Garrel tout d’abord, Garrel en divertimento, en mode très léger, marivaudage où l’homme, entendre le mâle (Stanislas Merhar, très bien), en prend pour son grade et où Clotilde Courau, la femme muse est formidable. Un couple, un peu bohème, un peu lisse (lui est cinéaste, enfin voudrait l’être, elle l’aide, car c’est le plus beau métier du monde d’aider l’homme qu’on aime…) et puis, des aventures, un peu par hasard, un peu par lâcheté, un peu par habitude… D’abord lui, parce que c’est un homme, puis elle… Et puis, comme lui est trop con, il la vire; il peut la tromper, c’est dans l’ordre des choses, pas elle, il ne peut lui pardonner. Viendra l’épilogue, et le spectateur n’est pas au bout de ses surprises. Garrel fait très court (70′), s’essaye à la comédie dramatique, nous la joue un peu chambre de bonne parisienne, sans précisément dater son récit qui ainsi ressemble à une petite ritournelle morale et coquine… Et là, c’est l’élégante voix de Rohmer, celui des contes moraux. Garrel n’a jamais fait autant nouvelle vague, côté grand frêre. Il y trouve une certaine fraîcheur, une légèreté qu’on ne lui connaissait pas, c’est en noir et blanc, c’est beau comme des souvenirs de jeunesse, et c’est L’ombre des femmes, un beau titre qui va sans doute comme un gant au cinéaste, à cet éternel séducteur qui rend ainsi aux femmes un peu de ce qu’il leur doit sans se donner, c’est le moins qu’on puisse dire, le beau rôle.  Cela peut sembler un peu trop léger justement, comme une pause. C’est pourtant dans la continuité de l’oeuvre et c’est quand même très maîtrisé et souvent très drôle.

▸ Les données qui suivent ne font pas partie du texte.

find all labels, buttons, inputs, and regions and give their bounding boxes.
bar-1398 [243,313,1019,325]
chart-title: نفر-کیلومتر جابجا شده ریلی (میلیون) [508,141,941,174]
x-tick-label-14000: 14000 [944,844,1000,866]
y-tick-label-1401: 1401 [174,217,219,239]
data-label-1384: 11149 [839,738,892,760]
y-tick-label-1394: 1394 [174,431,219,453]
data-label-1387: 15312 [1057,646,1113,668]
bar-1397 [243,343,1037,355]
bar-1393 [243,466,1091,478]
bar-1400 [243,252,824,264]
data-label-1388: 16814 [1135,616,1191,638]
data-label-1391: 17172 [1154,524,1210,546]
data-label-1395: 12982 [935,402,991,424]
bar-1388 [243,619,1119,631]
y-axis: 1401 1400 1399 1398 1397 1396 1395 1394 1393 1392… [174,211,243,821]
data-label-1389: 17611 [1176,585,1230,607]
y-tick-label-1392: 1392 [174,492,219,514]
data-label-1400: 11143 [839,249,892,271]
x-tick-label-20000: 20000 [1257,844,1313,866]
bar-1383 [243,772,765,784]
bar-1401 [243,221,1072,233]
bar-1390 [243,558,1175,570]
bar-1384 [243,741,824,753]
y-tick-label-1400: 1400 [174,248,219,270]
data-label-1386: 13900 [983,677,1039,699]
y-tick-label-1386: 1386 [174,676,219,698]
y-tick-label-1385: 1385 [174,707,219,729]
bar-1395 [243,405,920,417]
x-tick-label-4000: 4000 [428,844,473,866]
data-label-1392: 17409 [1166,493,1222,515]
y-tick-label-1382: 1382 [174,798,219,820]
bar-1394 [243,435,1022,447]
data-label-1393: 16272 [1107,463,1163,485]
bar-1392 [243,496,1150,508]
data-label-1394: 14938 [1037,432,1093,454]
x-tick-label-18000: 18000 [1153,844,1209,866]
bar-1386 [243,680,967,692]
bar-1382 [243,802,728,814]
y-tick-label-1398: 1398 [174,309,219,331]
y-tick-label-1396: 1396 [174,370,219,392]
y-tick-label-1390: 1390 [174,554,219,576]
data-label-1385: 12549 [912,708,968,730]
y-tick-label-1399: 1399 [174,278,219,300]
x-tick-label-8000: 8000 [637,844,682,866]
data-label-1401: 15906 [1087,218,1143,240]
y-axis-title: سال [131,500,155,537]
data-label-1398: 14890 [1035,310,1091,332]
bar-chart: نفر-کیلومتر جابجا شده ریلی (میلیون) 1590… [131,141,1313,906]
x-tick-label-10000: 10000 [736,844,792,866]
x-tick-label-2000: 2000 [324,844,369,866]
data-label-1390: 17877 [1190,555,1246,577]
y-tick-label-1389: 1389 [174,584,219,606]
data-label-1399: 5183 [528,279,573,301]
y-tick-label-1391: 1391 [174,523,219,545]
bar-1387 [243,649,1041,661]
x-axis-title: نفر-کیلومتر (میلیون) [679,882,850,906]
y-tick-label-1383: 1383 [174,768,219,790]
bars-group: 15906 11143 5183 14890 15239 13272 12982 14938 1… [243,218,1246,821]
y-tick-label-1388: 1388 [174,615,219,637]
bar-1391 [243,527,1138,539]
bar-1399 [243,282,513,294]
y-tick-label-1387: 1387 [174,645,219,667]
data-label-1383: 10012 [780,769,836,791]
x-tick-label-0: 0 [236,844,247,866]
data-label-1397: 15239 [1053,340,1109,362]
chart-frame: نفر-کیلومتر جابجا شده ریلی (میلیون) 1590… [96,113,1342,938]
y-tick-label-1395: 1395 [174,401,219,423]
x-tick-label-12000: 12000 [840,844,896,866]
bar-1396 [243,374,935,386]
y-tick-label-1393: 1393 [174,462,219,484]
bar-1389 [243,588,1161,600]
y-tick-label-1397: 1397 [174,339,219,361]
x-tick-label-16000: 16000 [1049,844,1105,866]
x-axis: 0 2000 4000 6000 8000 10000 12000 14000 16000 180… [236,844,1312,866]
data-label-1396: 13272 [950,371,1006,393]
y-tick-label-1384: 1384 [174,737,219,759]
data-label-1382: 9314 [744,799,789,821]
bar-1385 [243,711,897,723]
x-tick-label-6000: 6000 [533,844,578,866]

Quand au plat de résistance, Trois souvenirs de ma jeunesse, un titre qui pour le coup met le couvert, en trois actes et un épilogue, non seulement apporte un incroyable vent de fraîcheur chez Desplechin mais aussi sur cette qualité française. Et le salut passe par le casting. Même si on retrouve le toujours impeccable Almaric qui reprend son rôle de Paul Dedalus qu’il avait créer il y a une vingtaine d’année dans Comment je me suis disputé….(ma vie sexuelle), ce sont ceux qui jouent les jeunes Amalric et Emmanuelle Devos qui crèvent l’écran, deux nouveaux venus dont on pressent que le film existe par eux, qu’il a été construit avec eux, avec leur énergie, leur léger décalage, leur beauté particulière. Eux, Paul (Quentin Dolmaire) et Esther (Lou Roy-Lecollinet), c’est le troisième acte, le plus long et de loin des trois souvenirs. Un sujet pas forcément original, l’amour de jeunesse passionné, obsessionnel, définitif, de ceux qui laissent des traces, des blessures qui ne cicatriseront pas.  Un récit qui devient linéaire, presque classique, truffaldien en diable, à ceci près qu’il a pour cadre Roubaix (pas franchement la ville la plus filmée de France, en tout cas pour ce type de récit) et les années 80 (avec la chute du mur télévisée devant laquelle Paul sanglote comme un adieu à son enfance). Et la grammaire impeccable de Desplechin fait merveille, Esther est filmée comme la Lolita de Kubrick, elle ressemble à toutes ses femmes enfants immortalisées à l’écran, aussi fortes que fragiles, saintes que putes. Et lui, Paul Dedalus, héros romantique passionné par l’anthropologie, il va vivre la plus intense des passions avant de partir (s’enfuir?) pour des années, ce troisième acte devenant une parenthèse forcément fondatrice, une longue rupture entre l’enfance et l’âge adulte, parenthèse de toutes les trahisons et de tous les serments, celle des vies que l’on brûle trop vite.

Alors Truffaut contre Rohmer ? Pour une fois, et très amicalement, c’est Truffaut qui gagne.